Um Antwort wird gebeten: Weshalb erwähnt der Klimaretter die natürliche Variabilität der Niederschläge in den peruanischen Anden nicht?

Von: Sebastian Lüning
An: Nick Reimer, Klimaretter.info

Absendedatum: 8.3.2015
Antwort: Lüning erhielt von Reimer bis heute keine Antwort. Allerdings meldete sich die klimaretter.info-Redaktion, nachdem wir die Mail in gekürzter Version ins Klimaretter-Blog gestellt haben (siehe unten)

 

Sehr geehrter Herr Reimer,

Am 23.1.2015 erschien in Ihrem Blog klimaretter.info der Beitrag „Klimawandel bedroht Kartoffelvielfalt“.

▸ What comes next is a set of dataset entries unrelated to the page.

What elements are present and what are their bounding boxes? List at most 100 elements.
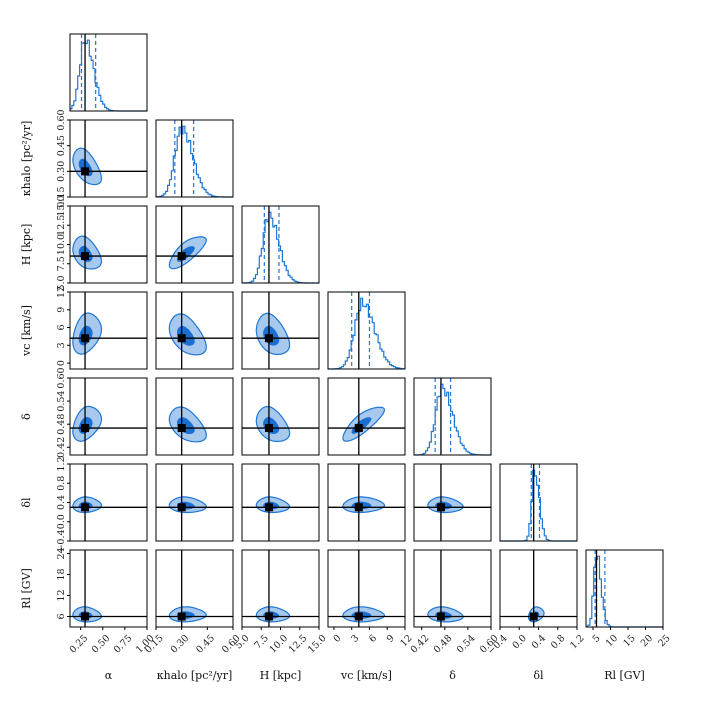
panel-frame (413, 463, 492, 542)
panel-kappa-vs-vc (155, 291, 234, 370)
truth-point-delta-R_l (436, 612, 445, 621)
panel-frame (155, 291, 234, 370)
panel-frame (155, 119, 234, 198)
panel-frame (327, 291, 406, 370)
y-axis-label-vc: vc [km/s] (20, 305, 33, 357)
histogram-H (242, 211, 319, 284)
panel-frame (155, 377, 234, 456)
y-tick-label-H: 12.5 (56, 215, 67, 236)
x-tick-label-delta_l: 0.0 (510, 633, 528, 651)
panel-vc-vs-delta (327, 377, 406, 456)
x-tick-label-H: 12.5 (287, 633, 310, 656)
panel-delta-vs-R_l: 0.42 0.48 0.54 0.60δ (409, 549, 501, 682)
x-tick-label-alpha: 0.25 (68, 633, 91, 656)
panel-frame (69, 33, 148, 112)
panel-frame (155, 463, 234, 542)
panel-kappa-vs-H (155, 205, 234, 284)
y-tick-label-delta_l: 1.2 (56, 456, 67, 471)
x-tick-label-vc: 3 (349, 633, 361, 645)
panel-frame (327, 463, 406, 542)
x-axis-label-vc: vc [km/s] (340, 669, 392, 682)
panel-frame (241, 291, 320, 370)
truth-point-vc-delta (354, 424, 363, 433)
x-tick-label-delta_l: 1.2 (568, 633, 586, 651)
x-tick-label-delta: 0.42 (409, 633, 432, 656)
truth-point-alpha-R_l (81, 612, 90, 621)
y-tick-label-vc: 3 (56, 342, 67, 348)
panel-kappa-hist (155, 119, 234, 198)
truth-point-kappa-H (177, 252, 186, 261)
panel-frame (155, 205, 234, 284)
x-tick-label-R_l: 20 (639, 633, 655, 649)
panel-alpha-vs-delta_l: −0.40.0 0.4 0.8 1.2 δl (20, 456, 148, 553)
panel-frame (413, 549, 492, 628)
histogram-kappa (155, 125, 233, 198)
x-tick-label-kappa: 0.30 (169, 633, 192, 656)
panel-frame (69, 377, 148, 456)
truth-point-H-delta (264, 424, 273, 433)
y-tick-label-R_l: 12 (56, 589, 67, 601)
y-tick-label-delta_l: 0.4 (56, 495, 67, 510)
y-tick-label-kappa: 0.60 (56, 109, 67, 130)
truth-point-delta_l-R_l (529, 612, 538, 621)
truth-point-H-delta_l (264, 503, 273, 512)
y-tick-label-vc: 6 (56, 325, 67, 331)
truth-point-alpha-delta (81, 424, 90, 433)
x-axis-label-kappa: κhalo [pc²/yr] (157, 669, 233, 682)
y-tick-label-H: 10.0 (56, 234, 67, 255)
y-tick-label-vc: 0 (56, 360, 67, 366)
x-tick-label-R_l: 15 (621, 633, 637, 649)
y-axis-label-H: H [kpc] (20, 224, 33, 266)
panel-frame (327, 549, 406, 628)
x-tick-label-alpha: 0.50 (90, 633, 113, 656)
x-tick-label-H: 10.0 (267, 633, 290, 656)
y-axis-label-R_l: Rl [GV] (20, 568, 33, 609)
y-tick-label-delta: 0.48 (56, 414, 67, 435)
x-axis-label-delta: δ (449, 669, 456, 682)
truth-point-kappa-delta (177, 424, 186, 433)
panel-delta_l-vs-R_l: −0.4 0.0 0.4 0.8 1.2δl (486, 549, 587, 682)
x-tick-label-vc: 6 (367, 633, 379, 645)
histogram-delta_l (500, 469, 577, 542)
y-tick-label-delta: 0.54 (56, 391, 67, 412)
y-tick-label-H: 5.0 (56, 275, 67, 290)
panel-delta_l-hist (499, 463, 578, 542)
panel-frame (241, 205, 320, 284)
x-axis-label-alpha: α (105, 669, 113, 682)
x-tick-label-kappa: 0.45 (194, 633, 217, 656)
truth-point-alpha-vc (81, 334, 90, 343)
panel-alpha-hist (69, 33, 148, 112)
truth-point-vc-delta_l (354, 503, 363, 512)
panel-delta-hist (413, 377, 492, 456)
panel-alpha-vs-vc: 0 3 6 9 12 vc [km/s] (20, 286, 148, 370)
panel-alpha-vs-delta: 0.42 0.48 0.54 0.60 δ (20, 367, 148, 458)
truth-point-alpha-H (81, 252, 90, 261)
truth-point-kappa-vc (177, 334, 186, 343)
x-tick-label-H: 15.0 (306, 633, 329, 656)
y-axis-label-delta_l: δl (20, 497, 33, 508)
y-tick-label-kappa: 0.30 (56, 161, 67, 182)
y-tick-label-H: 15.0 (56, 195, 67, 216)
truth-point-H-vc (264, 334, 273, 343)
panel-frame (69, 549, 148, 628)
panel-kappa-vs-delta_l (155, 463, 234, 542)
histogram-R_l (585, 555, 663, 628)
y-tick-label-vc: 12 (56, 286, 67, 298)
panel-frame (69, 119, 148, 198)
y-tick-label-vc: 9 (56, 307, 67, 313)
y-tick-label-R_l: 18 (56, 568, 67, 580)
panel-alpha-vs-kappa: 0.15 0.30 0.45 0.60 κhalo [pc²/yr] (20, 109, 148, 208)
y-tick-label-R_l: 24 (56, 547, 67, 559)
x-tick-label-R_l: 25 (656, 633, 672, 649)
panel-H-vs-R_l: 5.0 7.510.012.515.0H [kpc] (233, 549, 329, 682)
x-axis-label-H: H [kpc] (260, 669, 302, 682)
truth-point-vc-R_l (354, 612, 363, 621)
panel-H-vs-delta_l (241, 463, 320, 542)
y-tick-label-delta: 0.60 (56, 367, 67, 388)
panel-delta-vs-delta_l (413, 463, 492, 542)
truth-point-kappa-delta_l (177, 503, 186, 512)
y-tick-label-delta_l: 0.0 (56, 514, 67, 529)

http://www.klimaretter.info/forschung/hintergrund/17957-klimawandel-bedroht-kartoffelvielfalt

Darin wird der Eindruck erweckt, die vorindustrielle Klimageschichte in den peruanischen Anden wäre stets ausreichend feucht gewesen, um den Anbau von Kartoffeln zu gewährleisten. Weiterhin heißt es, erst der anthropogene Klimawandel hätte jetzt zu vermehrten Dürren geführt, die die Kartoffelernte bedrohen. Der Blick in die Paläoklimatologie bestätigt diese Ansicht jedoch nicht. Auch in der vorindustriellen Vergangenheit hat es in den peruanischen Anden immer wieder Dürrephasen und starke natürliche Schwankungen in den Regenmengen gegeben.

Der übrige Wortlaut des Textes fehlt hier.